Pediatr Int. 2024 Jan-Dec;66(1):e15841. doi: 10.1111/ped.15841.
Transradial access (TRA) is not a common vascular access in children. We have been performing TRA actively to reduce puncture complications, and the purpose of this study was to investigate the safety and efficacy of TRA in young children.
The study included 29 patients aged 5-12 years who underwent diagnostic catheterization at Kurume University Hospital. Vascular access was placed through TRA in 11 of these patients and through transfemoral access (TFA) in 18 patients with comparable ages. We compared TRA with TFA using various demographic data.

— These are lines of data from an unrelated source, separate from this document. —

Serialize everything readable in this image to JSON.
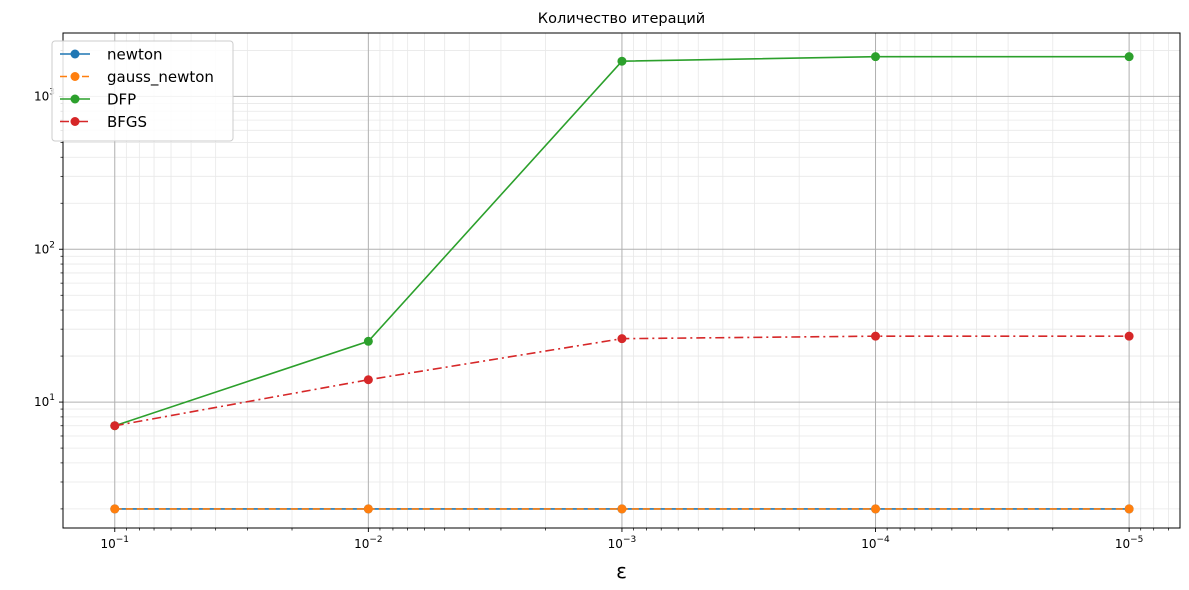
{
  "chart_data": {
    "type": "line",
    "title": "Количество итераций",
    "xlabel": "ε",
    "ylabel": "",
    "x_scale": "log",
    "x_inverted": true,
    "y_scale": "log",
    "xlim": [
      0.16,
      6.3e-06
    ],
    "ylim": [
      1.5,
      2600
    ],
    "x": [
      0.1,
      0.01,
      0.001,
      0.0001,
      1e-05
    ],
    "x_tick_labels": [
      {
        "value": 0.1,
        "base": "10",
        "exp": "−1"
      },
      {
        "value": 0.01,
        "base": "10",
        "exp": "−2"
      },
      {
        "value": 0.001,
        "base": "10",
        "exp": "−3"
      },
      {
        "value": 0.0001,
        "base": "10",
        "exp": "−4"
      },
      {
        "value": 1e-05,
        "base": "10",
        "exp": "−5"
      }
    ],
    "y_tick_labels": [
      {
        "value": 10,
        "base": "10",
        "exp": "1"
      },
      {
        "value": 100,
        "base": "10",
        "exp": "2"
      },
      {
        "value": 1000,
        "base": "10",
        "exp": "3"
      }
    ],
    "grid": {
      "major": true,
      "minor": true
    },
    "legend_position": "top-left",
    "series": [
      {
        "name": "newton",
        "values": [
          2,
          2,
          2,
          2,
          2
        ],
        "color": "#1f77b4",
        "linestyle": "solid",
        "marker": "circle"
      },
      {
        "name": "gauss_newton",
        "values": [
          2,
          2,
          2,
          2,
          2
        ],
        "color": "#ff7f0e",
        "linestyle": "dashed",
        "marker": "circle"
      },
      {
        "name": "DFP",
        "values": [
          7,
          25,
          1700,
          1820,
          1820
        ],
        "color": "#2ca02c",
        "linestyle": "solid",
        "marker": "circle"
      },
      {
        "name": "BFGS",
        "values": [
          7,
          14,
          26,
          27,
          27
        ],
        "color": "#d62728",
        "linestyle": "dashdot",
        "marker": "circle"
      }
    ]
  }
}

The median age of TRA was 10 years (5-12 years) and that of TFA was 7 years (5-11 years). They were not significantly different. Transradial access showed an acceptably high success rate (91%), which was comparable with that of TFA (100%), although we had to switch to TFA in one patient in which the radial artery diameter was too small to puncture and due to failure of appropriate sedation and local anesthesia. A comparison between the two groups showed no significant differences in weight, puncture success rate, total time to completion of both arterial and venous puncture, or fluoroscopy time. However, none of the patients with TRA required post-catheter bed rest after removal of the arterial sheath, whereas patients with TFA required 6 h of bed rest. Although there were no puncture complications in group TRA, one patient with TFA had a subcutaneous hematoma.
Transradial access can be performed safely in young children and may be more beneficial than TFA.
经桡动脉穿刺入路(TRA)在儿童中并非常见的血管穿刺入路。我们一直在积极开展TRA以减少穿刺并发症,本研究的目的是探讨TRA在幼儿中的安全性和有效性。
本研究纳入了29例年龄在5至12岁之间、在久留米大学医院接受诊断性心导管检查的患者。其中11例患者通过TRA建立血管通路,18例年龄相仿的患者通过经股动脉穿刺入路(TFA)建立血管通路。我们使用各种人口统计学数据对TRA和TFA进行了比较。
TRA组的中位年龄为10岁(5至12岁),TFA组为7岁(5至11岁)。两者无显著差异。经桡动脉穿刺入路显示出较高的成功率(91%),与TFA组(100%)相当,不过有1例患者因桡动脉直径过小无法穿刺以及镇静和局部麻醉失败而不得不转为TFA。两组之间在体重、穿刺成功率、动脉和静脉穿刺完成总时间或透视时间方面无显著差异。然而,TRA组患者在拔除动脉鞘后均无需导管术后卧床休息,而TFA组患者需要卧床休息6小时。TRA组无穿刺并发症,而TFA组有1例患者出现皮下血肿。
经桡动脉穿刺入路在幼儿中可安全实施,可能比TFA更具优势。